Desde ese día así lo hago, permanezco con los ojos cerrados y sueño con Isabel recorriendo mis largos pasillos, escucho el eco de sus murmullos y el cantó de su silbido que se extingue con los días. En mis sueños, todas las tardes siempre serán como la última a su lado: cielos rosados con el rumor de la ausencia y el canto de algunos pájaros. Caí en un sueño profundo del que no anhelo despertar. Me convertí en una casa que no codicia a otros inquilinos, me esmero por ahuyentarlos con el crujir de los escalones de madera, azoto durante la noche las puertas entreabiertas y juego con las chapas viejas para causar un intenso desconcierto; es una técnica infalible que aleja de inmediato a quien intenta habitarme de nuevo. Pero mi angustia comienza cuando veo otro anuncio de compra-venta descolgado. Sé que llegará alguien más, alguien que no será Isabel. Para mí, ya pasaron los días felices, ahora me encuentro rígida y fría, y todo se siente como siempre supe que se sentiría ser una casa cerrada.
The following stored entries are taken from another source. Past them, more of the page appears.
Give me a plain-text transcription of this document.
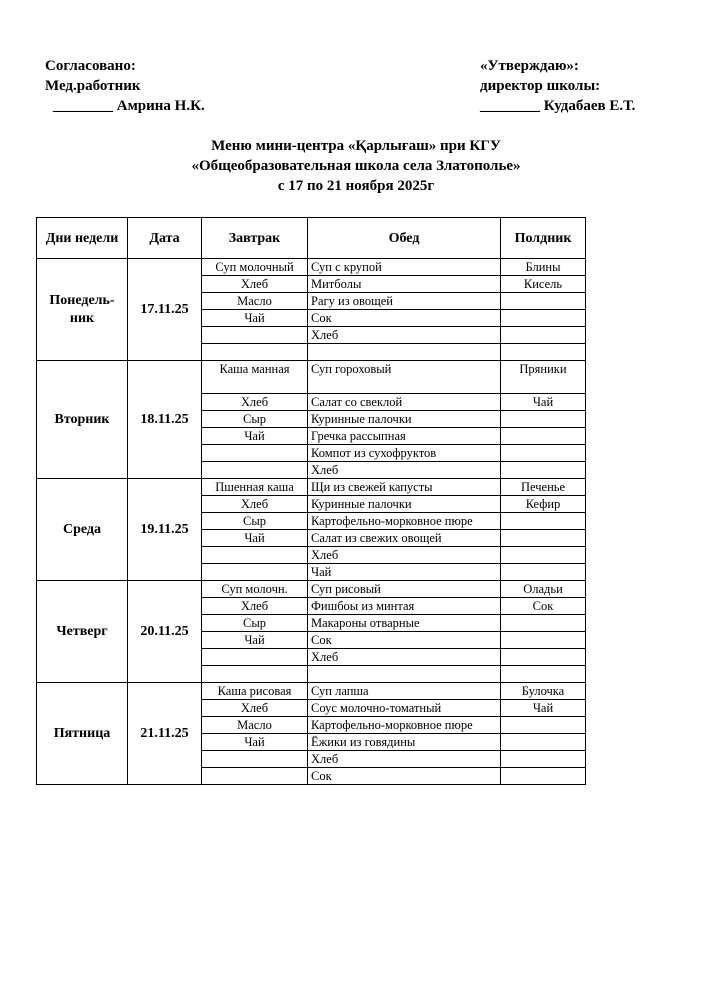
Согласовано:
Мед.работник
________ Амрина Н.К.
«Утверждаю»:
директор школы:
________ Кудабаев Е.Т.
Меню мини-центра «Қарлығаш» при КГУ
«Общеобразовательная школа села Златополье»
с 17 по 21 ноября 2025г
Дни недели	Дата	Завтрак	Обед	Полдник
Понедель-ник	17.11.25	Суп молочный	Суп с крупой	Блины
		Хлеб	Митболы	Кисель
		Масло	Рагу из овощей	
		Чай	Сок	
			Хлеб	

Вторник	18.11.25	Каша манная	Суп гороховый	Пряники
		Хлеб	Салат со свеклой	Чай
		Сыр	Куринные палочки	
		Чай	Гречка рассыпная	
			Компот из сухофруктов	
			Хлеб	
Среда	19.11.25	Пшенная каша	Щи из свежей капусты	Печенье
		Хлеб	Куринные палочки	Кефир
		Сыр	Картофельно-морковное пюре	
		Чай	Салат из свежих овощей	
			Хлеб	
			Чай	
Четверг	20.11.25	Суп молочн.	Суп рисовый	Оладьи
		Хлеб	Фишбоы из минтая	Сок
		Сыр	Макароны отварные	
		Чай	Сок	
			Хлеб	

Пятница	21.11.25	Каша рисовая	Суп лапша	Булочка
		Хлеб	Соус молочно-томатный	Чай
		Масло	Картофельно-морковное пюре	
		Чай	Ёжики из говядины	
			Хлеб	
			Сок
Daniela Guzmán (Estado de México, México) Soy escritora principalmente de cuentos. Mis narraciones profundizan en los temas siniestros que agravan a lo cotidiano, a la mente y a algunos espacios distópicos. Algunas veces, uso la autobiografía ficcional como motivación principal y busco situar a los personajes en lugares de desequilibrio. Escribo historias para que los lectores reflexionen sobre sus propias perturbaciones. Practico mi escritura en los talleres literarios de diferentes casas de cultura en la Ciudad de México y con otras compañeras escritoras.
Hermosa historia. Invariablemente pensé en esas casas cerradas que aún conservan la esencia de la tía de la abuela. Sus plantas sus flores sus gallinas así lo hacen sentir. Felicidades
¡¡Felicidades!! Me gustó mucho tu cuento. Me recordó la casa donde vivo. Es una casa grande y vieja, siento su presencia que me abraza y me resguarda.
Me encantó.
Estar rodeado/a solamente de recuerdos es algo tan presente, pero a la vez no nos damos cuenta de que esta ahí.
Esta lectura me recordó a que debemos aprender a soltar para volver a empezar.
Felicidades, Dan!!
Me remató el final. Todavía salgo a la calle esperando cruzarme en tu camino.